# Emailadresse bei GMX oder lieber bei WEB?



## Joel-92 (8. Februar 2012)

Hallo, ich habe derzeit meine Mail-Adresse bei Arcor. Leider ist der Posteingang nur 50 MB groß, deshalb benötige ich jetzt eine neue Mail Adresse.
Nun die Frage was ist besser, GMX.de oder WEB.de?
- Mehrere Adressen wären schön (eine richtige und eine Spam Adresse)
- Kompatiblität mit Thunderbird
- Versand von großen Anhängen möglich
- Großer Email Speicher

Danke.


----------



## ΔΣΛ (8. Februar 2012)

GMX ist bei mir unten drunter. 
Weil sie es nicht geschafft haben mir immer wieder *Kostenpflichtige* Upgrades unter zujubeln (unregelmäßiger Werbezwang in eigener Sache, kurz nach der Anmeldung), und ich falsche Daten bei der Registrierung angegeben habe, haben sie mein Konto Gelöscht


----------



## Sethnix (8. Februar 2012)

wenn nur die beiden in frage kommen dann GMX
Bei Web.de kannst du nur alle 15 min Mail über Thunderbird, etc. abrufen


----------



## derP4computer (8. Februar 2012)

Sethnix schrieb:


> wenn nur die beiden in frage kommen dann GMX
> Bei Web.de kannst du *nur alle 15 min Mail *über Thunderbird, etc. abrufen


 Ist mir neu, auch so?


> http://www.patshaping.de/images/blackbullet.gif *Posteingangsserver:* POP3: _pop3.web.de_, IMAP: _imap.web.de
> _ http://www.patshaping.de/images/blackbullet.gif *Postausgangsserver:* _smtp.web.de_
> http://www.patshaping.de/images/blackbullet.gif *Benutzername:* Benutzername
> http://www.patshaping.de/images/blackbullet.gif *Besonderheiten:* Verwendet SMTP-Authentifizierung.
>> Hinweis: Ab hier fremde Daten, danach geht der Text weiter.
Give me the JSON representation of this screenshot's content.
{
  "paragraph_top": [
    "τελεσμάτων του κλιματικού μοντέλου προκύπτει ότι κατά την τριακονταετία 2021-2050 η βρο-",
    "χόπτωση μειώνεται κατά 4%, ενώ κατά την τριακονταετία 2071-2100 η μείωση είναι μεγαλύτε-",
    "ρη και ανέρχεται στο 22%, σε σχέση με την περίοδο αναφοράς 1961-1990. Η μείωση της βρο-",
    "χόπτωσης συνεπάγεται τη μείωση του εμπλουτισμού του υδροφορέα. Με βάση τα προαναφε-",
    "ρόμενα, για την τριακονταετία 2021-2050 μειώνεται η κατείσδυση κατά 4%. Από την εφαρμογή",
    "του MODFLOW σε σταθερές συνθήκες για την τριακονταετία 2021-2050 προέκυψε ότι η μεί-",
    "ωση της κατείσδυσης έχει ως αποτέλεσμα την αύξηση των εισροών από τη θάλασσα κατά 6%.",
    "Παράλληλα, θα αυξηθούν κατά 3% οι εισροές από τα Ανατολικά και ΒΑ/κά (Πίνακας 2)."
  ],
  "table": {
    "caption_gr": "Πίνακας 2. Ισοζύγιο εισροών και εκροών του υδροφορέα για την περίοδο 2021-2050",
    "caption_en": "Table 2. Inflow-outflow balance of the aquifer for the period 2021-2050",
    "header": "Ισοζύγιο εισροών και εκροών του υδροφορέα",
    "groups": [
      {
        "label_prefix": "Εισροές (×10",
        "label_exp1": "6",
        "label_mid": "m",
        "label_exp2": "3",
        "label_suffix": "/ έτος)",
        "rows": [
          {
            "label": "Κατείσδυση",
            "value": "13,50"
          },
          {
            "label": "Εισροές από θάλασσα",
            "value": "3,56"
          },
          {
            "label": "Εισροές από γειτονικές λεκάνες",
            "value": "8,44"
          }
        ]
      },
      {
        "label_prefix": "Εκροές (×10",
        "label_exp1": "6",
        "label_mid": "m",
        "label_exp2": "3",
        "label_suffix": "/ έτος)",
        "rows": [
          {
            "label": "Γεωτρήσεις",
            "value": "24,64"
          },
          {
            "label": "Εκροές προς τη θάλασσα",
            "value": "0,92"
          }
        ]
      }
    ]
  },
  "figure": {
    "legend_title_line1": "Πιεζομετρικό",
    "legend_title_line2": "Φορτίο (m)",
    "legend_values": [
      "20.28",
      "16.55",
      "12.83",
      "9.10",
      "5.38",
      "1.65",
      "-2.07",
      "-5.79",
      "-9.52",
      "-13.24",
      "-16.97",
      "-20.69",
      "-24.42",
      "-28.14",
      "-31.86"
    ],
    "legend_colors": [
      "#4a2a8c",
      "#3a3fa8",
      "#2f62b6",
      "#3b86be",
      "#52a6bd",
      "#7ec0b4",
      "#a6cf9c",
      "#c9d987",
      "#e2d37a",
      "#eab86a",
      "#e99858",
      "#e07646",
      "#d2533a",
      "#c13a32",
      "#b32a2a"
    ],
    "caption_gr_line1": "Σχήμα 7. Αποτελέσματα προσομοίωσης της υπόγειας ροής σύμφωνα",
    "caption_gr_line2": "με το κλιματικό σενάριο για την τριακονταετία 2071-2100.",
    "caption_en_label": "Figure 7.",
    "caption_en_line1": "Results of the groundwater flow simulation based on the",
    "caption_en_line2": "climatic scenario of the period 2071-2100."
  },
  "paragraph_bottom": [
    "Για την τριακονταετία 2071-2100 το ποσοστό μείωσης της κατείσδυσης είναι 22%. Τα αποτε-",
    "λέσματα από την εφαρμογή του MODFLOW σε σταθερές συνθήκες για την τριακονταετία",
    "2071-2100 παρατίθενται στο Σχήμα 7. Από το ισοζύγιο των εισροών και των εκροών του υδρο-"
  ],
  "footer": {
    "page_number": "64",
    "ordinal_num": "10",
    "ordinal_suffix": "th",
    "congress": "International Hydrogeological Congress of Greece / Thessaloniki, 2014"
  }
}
Habe mir bei GMX und WEB erst mal alle seriösen Emailadressen mit meinem Namen angelegt, man weiß ja nie.


----------



## Abductee (8. Februar 2012)

IMAP ist bei GMX kostenpflichtig, dafür kann man es so oft aktualisieren wie man will.
das gratis pop3 lässt sich nur alle paar minuten hintereinander abrufen. (ist aber nicht weiter schlimm)


----------



## Jimini (8. Februar 2012)

Warum nicht Googlemail? Riesiger Speicherplatz (über 7GB), so oft Mails abrufen wie du willst, IMAP-Funktionalität...ich war seit 2000 oder 2001 bei Web.de, zusätzlich hatte ich seit 2003 einen GMX-Account. Beide Anbieter (gehören zu 1&1) schicken einem Werbung, die man nicht abbestellen kann - außer man zahlt. Bei Web.de kommt noch die 12minütige Sperre hinzu, die teilweise echt nerven kann. Zudem sind die Anhangs- und Posteingangsbeschränkungen bei Web.de meiner Meinung nach nicht mehr zeitgemäß.
Hätte ich mittlerweile nicht einen eigenen IMAP-Server, der mir alle Mails automatisch einsammelt und diese zentral präsentiert, wäre ich längst nicht mehr bei Web.de.

MfG Jimini


----------



## Sethnix (8. Februar 2012)

@derP4computer:
Das BIld sollte alles sagen 




			Dieser Inhalt steht nur eingeloggten Mitgliedern zur Verfügung.


----------



## Windows0.1 (8. Februar 2012)

Ich würd GMX nehmen


----------



## ersguterjunge (8. Februar 2012)

Ich würde googlemail oder Hotmail nehmen. Sind beide sehr gut und du kannst alles über die Software Windows Live Mail 2011 steuern.


----------



## GoldenMic (8. Februar 2012)

Ich rate zu googlemail.


----------



## cerbero (9. Februar 2012)

Ihr wisst schon das es ein und der selbe Laden ist oder ?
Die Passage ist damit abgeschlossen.